Col cuore in pace ci si può avviare verso l’ingresso. Degli operai finiscono di sistemare la gabbia che conduce dalla Queue all’ingresso principale i fortunati che riescono ad accedere al tempio. Appena entrati loro troveranno il Centre Court, chissà se gli succederà di incontrare lo Steward che comprensivo gli dirà “la prima volta, sir?”, per poi ricordargli che quello non è il suo posto, e non si è sicuri che stia parlando solo dello stadio.

Ci sono dei controlli, ma niente di particolare, e dietro le Doherty Gates non c’è nessuno, neanche fanno storie se ci si porta dentro i campi, a calpestarli, per vedere l’effetto che fa. Tutto è in costruzione, tutti i venditori di pizza, hamburger, e ovviamente le strawberries and cream, hanno le sedie sul tavolo come una qualsiasi pizzeria di un litorale adriatico prima che arrivino i bagnanti. La sala stampa vuota, piena di televisori ipermoderni, che quest’anno regaleranno infinite statistiche che arricchiranno una rubrica già sin troppo ricca di roba inutile, la sensazione che servano a rendere superflue le visite al campo, luogo dove andare a vedere quello famoso, mica la partita.

Si scrive, Djokovic dice le cose che ci si aspetta da lui, ha la barba incolta, sembra finalmente a suo agio, forse davvero un torneo non vinto può diventare una maledizione. Di certo, si sente inscalfibile; sembra anche più affascinante del solito, anche se gli uomini sicuri in genere sono noiosi.

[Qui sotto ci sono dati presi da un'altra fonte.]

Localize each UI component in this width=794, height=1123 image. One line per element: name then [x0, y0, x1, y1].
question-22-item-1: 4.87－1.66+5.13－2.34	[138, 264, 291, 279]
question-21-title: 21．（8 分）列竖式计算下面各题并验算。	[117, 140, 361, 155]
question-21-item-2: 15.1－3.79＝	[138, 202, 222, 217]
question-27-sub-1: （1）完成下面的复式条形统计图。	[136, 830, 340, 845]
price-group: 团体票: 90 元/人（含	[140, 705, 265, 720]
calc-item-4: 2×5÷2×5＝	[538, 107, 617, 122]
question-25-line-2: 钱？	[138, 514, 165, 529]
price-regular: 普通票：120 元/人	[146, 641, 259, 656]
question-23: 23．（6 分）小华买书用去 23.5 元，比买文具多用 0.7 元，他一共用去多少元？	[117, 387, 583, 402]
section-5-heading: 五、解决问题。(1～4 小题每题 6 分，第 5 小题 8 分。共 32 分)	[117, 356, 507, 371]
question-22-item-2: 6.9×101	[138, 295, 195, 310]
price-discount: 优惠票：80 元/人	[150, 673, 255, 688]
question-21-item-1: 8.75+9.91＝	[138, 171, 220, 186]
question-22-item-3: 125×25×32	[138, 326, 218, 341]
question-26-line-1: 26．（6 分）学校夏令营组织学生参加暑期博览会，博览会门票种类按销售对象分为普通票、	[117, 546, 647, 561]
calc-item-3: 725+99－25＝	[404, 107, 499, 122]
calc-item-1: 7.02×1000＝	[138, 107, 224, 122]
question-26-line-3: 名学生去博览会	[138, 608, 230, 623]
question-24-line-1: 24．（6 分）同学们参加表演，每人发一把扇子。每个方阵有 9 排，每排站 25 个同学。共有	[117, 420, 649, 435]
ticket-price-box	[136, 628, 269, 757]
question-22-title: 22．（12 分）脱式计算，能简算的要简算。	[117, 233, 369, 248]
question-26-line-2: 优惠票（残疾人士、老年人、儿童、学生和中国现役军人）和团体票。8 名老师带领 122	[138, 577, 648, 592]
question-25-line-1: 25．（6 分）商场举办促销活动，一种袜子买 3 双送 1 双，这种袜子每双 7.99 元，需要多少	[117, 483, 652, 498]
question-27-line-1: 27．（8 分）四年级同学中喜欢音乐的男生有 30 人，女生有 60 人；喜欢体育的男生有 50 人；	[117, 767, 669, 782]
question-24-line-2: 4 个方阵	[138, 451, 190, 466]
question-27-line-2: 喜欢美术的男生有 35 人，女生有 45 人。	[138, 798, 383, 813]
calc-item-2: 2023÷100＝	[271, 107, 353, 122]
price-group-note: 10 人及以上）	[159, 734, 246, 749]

È il momento dei volti noti,  i ragazzi che sono cresciuti di un anno che chissà se davvero si ricordano di te o se sono soltanto cortesi. Pare che quest’anno ci sia una novità, si potrà andare – lasciando il proprio pass in sala stampa – nella lounge dove ogni tanto stanno i giocatori. A cosa serva lasciare il pass è un mistero che chissà se ci sarà la voglia di risolvere, sovrastato da quello più grande: cosa si dovrebbe andare a fare in un posto dove non puoi né scattare foto né fare due chiacchiere, almeno formalmente? E dove, pare, sia meglio non farsi riconoscere?